Lo primero que cabe preguntarse es: ¿diría Martí esta frase[2] como tantos elogios que regaló un tanto generosamente o ella responde a un juicio verdaderamente meditado? En Martí es preciso distinguir el elogio hecho a personas de su amistad como Alfredo Torroella o José Joaquín Palma, en el que, arrastrado por la piedad o la simpatía, o por consideraciones patrióticas para él más importantes que las estéticas, se muestra acaso excesivo en el reconocimiento de los méritos, de aquellos otros elogios, ya no influidos por estas motivaciones, en los que enjuicia a figuras de reconocido mérito como Emerson o Walt Whitman. En estos últimos hace gala, por el contrario, de una especie de tumultuosa precisión, mezclando a sus dotes de retratista una agudeza crítica que acaso no ha sido desglosada de sus vastas recreaciones. Existe aún una tercera categoría de juicios, que son los que aparecen con tanta frecuencia en sus frases incidentales, en los que, sin tiempo para desarrollar su pensamiento, cada palabra está pesada y pensada con un máximo rigor. Cuando se trata de figuras históricas del pasado, en la que la gravitación de la persona no es ya directa, esos juicios equivalen a un retrato psicológico mínimo y contienen una crítica muy sintética sobre el alcance de su obra en el tiempo. Así  son las líneas que dedica a Lincoln, a Velázquez o a Cervantes; a este género, sin duda, pertenece también su juicio sobre Del Monte. Pasemos a analizarlo.
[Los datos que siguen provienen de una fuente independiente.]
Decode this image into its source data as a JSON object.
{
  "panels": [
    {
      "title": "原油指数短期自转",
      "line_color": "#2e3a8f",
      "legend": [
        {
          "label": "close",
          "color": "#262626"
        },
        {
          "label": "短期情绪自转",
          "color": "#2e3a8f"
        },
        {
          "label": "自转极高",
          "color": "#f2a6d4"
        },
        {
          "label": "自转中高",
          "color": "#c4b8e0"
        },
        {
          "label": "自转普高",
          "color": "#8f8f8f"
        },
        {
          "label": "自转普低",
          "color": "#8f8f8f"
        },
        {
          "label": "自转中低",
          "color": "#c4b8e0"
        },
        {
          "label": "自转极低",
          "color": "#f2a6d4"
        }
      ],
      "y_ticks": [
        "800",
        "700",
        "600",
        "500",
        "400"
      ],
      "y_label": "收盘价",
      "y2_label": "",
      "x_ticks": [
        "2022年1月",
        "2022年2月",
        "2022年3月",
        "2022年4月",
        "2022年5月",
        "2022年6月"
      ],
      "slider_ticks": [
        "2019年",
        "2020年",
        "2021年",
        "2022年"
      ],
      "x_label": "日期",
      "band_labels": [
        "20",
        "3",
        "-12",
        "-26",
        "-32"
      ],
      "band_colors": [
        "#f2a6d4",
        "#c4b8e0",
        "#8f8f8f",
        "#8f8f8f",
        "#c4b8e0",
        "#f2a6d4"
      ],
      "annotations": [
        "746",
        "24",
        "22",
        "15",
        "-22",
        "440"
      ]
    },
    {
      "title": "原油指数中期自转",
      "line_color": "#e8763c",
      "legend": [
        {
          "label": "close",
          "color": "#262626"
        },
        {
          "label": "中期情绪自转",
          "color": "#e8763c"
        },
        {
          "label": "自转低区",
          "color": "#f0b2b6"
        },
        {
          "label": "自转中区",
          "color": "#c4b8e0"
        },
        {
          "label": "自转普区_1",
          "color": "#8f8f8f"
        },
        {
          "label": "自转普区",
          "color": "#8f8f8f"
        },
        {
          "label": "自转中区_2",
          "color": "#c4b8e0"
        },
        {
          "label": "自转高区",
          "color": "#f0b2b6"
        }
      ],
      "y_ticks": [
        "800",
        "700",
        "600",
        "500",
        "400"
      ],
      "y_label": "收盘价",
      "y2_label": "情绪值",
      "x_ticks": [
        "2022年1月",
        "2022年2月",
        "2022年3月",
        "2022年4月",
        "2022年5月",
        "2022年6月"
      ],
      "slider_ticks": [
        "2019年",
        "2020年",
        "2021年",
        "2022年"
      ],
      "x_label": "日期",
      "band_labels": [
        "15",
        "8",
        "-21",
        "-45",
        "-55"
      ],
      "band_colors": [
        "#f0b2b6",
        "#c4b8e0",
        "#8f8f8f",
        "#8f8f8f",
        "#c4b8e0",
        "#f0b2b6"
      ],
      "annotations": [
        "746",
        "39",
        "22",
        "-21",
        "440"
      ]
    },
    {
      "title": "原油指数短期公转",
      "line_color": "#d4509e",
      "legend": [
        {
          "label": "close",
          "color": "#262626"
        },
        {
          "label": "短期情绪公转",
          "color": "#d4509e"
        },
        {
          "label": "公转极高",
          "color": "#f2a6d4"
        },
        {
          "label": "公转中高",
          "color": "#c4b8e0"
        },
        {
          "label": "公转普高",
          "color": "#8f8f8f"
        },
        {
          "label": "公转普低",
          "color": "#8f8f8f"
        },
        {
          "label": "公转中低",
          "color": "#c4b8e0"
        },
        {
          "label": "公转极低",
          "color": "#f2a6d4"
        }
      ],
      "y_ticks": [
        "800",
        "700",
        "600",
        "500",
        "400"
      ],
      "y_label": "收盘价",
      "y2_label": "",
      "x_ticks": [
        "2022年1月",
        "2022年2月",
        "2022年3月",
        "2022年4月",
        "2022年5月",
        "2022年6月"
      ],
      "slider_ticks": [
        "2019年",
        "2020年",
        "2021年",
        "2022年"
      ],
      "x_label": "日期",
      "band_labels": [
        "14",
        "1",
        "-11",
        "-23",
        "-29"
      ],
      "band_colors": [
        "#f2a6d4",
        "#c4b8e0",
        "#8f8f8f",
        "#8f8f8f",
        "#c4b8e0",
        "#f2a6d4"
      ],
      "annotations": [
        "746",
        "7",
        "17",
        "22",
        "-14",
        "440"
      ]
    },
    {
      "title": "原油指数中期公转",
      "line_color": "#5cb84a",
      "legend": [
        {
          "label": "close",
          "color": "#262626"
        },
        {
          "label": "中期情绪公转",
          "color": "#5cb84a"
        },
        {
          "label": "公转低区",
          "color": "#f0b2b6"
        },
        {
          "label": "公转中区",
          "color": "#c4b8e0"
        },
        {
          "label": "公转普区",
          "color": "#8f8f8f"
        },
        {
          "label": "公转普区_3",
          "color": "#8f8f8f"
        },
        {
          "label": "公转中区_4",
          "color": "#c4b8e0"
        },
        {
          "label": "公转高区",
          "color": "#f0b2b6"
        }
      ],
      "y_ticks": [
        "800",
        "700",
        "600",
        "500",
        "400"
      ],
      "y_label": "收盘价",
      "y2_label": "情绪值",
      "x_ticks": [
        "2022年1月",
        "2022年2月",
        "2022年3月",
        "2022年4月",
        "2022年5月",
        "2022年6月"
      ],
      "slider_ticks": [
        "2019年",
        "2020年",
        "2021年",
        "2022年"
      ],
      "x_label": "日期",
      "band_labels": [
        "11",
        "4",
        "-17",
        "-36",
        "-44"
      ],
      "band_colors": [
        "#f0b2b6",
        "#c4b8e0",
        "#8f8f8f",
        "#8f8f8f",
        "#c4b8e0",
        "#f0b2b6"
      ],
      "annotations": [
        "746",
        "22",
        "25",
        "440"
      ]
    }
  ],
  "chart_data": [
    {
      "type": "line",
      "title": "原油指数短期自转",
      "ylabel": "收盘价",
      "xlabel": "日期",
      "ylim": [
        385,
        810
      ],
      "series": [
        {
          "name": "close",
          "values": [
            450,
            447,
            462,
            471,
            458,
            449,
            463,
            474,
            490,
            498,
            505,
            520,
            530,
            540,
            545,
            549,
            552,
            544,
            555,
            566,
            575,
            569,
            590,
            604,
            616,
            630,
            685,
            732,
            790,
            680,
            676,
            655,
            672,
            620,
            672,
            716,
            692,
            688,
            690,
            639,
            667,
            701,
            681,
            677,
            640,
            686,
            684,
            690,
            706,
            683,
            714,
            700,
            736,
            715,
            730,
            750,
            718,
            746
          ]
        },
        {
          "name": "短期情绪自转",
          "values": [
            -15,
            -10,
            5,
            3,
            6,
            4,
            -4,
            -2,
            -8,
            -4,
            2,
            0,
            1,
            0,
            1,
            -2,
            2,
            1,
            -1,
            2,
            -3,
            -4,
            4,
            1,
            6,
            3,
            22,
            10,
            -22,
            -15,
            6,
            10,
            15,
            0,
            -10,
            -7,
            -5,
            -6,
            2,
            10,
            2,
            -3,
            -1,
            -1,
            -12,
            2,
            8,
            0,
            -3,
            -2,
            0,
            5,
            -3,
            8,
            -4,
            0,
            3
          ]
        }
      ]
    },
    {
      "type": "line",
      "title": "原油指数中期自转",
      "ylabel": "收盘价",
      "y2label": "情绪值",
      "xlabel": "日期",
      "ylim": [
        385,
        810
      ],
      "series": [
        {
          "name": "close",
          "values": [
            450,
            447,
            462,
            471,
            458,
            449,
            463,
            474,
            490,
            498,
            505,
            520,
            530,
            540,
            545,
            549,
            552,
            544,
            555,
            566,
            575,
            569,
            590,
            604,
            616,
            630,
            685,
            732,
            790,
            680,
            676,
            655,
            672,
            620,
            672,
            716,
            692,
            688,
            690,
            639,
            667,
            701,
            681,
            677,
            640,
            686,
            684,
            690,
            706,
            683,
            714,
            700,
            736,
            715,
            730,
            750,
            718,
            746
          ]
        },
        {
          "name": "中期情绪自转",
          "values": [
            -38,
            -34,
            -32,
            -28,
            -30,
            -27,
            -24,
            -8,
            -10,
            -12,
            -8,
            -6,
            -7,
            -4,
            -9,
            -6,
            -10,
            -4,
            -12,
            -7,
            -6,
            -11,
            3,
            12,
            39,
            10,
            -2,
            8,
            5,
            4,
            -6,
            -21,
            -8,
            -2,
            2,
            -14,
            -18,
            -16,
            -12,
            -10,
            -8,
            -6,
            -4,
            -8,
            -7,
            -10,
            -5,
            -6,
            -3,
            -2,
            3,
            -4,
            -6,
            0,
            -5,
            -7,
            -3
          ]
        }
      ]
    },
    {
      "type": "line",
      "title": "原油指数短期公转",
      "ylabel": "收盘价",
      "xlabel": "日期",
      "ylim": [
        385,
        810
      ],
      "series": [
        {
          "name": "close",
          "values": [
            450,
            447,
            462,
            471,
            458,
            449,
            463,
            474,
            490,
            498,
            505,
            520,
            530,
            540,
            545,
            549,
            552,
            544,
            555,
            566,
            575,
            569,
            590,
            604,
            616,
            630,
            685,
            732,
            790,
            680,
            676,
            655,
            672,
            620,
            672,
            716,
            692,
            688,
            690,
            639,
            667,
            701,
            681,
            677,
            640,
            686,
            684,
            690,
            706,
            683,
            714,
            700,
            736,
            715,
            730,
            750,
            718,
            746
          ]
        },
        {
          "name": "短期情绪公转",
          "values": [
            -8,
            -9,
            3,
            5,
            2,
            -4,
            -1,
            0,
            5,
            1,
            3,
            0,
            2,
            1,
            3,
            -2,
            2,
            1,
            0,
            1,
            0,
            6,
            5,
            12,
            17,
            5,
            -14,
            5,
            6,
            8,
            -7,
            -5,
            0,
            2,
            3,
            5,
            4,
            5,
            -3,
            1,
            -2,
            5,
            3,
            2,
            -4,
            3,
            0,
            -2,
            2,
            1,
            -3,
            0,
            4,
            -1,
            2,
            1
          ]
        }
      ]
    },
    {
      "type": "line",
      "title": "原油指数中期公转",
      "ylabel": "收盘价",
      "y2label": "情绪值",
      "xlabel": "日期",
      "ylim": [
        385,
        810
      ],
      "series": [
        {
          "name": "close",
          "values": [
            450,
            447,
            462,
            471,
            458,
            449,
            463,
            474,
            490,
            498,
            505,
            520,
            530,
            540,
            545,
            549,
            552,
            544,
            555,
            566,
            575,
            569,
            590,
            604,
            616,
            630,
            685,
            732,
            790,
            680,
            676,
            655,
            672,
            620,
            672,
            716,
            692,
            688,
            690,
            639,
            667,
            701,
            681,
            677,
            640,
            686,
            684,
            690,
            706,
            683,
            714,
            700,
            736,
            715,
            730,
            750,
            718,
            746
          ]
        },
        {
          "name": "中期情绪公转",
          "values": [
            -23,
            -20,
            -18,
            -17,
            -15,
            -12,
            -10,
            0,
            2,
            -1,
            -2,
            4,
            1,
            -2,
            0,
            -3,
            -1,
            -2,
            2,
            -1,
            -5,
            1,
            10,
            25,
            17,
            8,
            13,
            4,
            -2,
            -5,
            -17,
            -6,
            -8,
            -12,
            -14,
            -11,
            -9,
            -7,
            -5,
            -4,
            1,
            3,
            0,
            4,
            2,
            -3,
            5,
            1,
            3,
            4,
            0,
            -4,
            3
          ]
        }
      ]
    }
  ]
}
     ¿Por qué “el más real”? ¿Tuvo acaso Del Monte la clara posición independentista del primer Heredia, la abnegación patriótica de un Joaquín de Agüero? Es evidente que no. ¿Es que Martí juzgó entonces que el criterio “realista” era otro en aquel momento? Creemos que sí, y que ello está de acuerdo con su obsesión de evitar lo que llamó tantas veces el “sacrificio inútil”,[3] de acuerdo con su idea de que era preciso una preparación ideológica previa y una preparación material cuidadosa que asegurase el éxito de la contienda en la mayor brevedad posible. La falta de estas dos condiciones, ¿no frustró acaso los primeros empeños independentistas? “El más real” entonces. ¿Por qué “el más útil”? Porque si bien la figura de Del Monte careció del prestigio romántico de la de Heredia, es lo cierto que se aplicó a lo que era más urgente en aquel momento. Primero: la educación primaria del país. Segundo: señalar —como Darío “el camino de París”— el camino de la América a nuestra expresión, el camino de lo autóctono —¿no confesó después Martí que los cantos americanos de Heredia le habían inspirado la idea de la libertad?[4]— a la vez de dar a la novela la misión de sensibilizar a las capas más cultas o pudientes del país con el problema de la esclavitud y moralizar las costumbres. Tercero: Librar, con su apoyo decisivo a Saco, su campaña contra la anexión del país a los Estados Unidos. ¿Fue entonces la figura más atractiva? No, pero sí la más útil.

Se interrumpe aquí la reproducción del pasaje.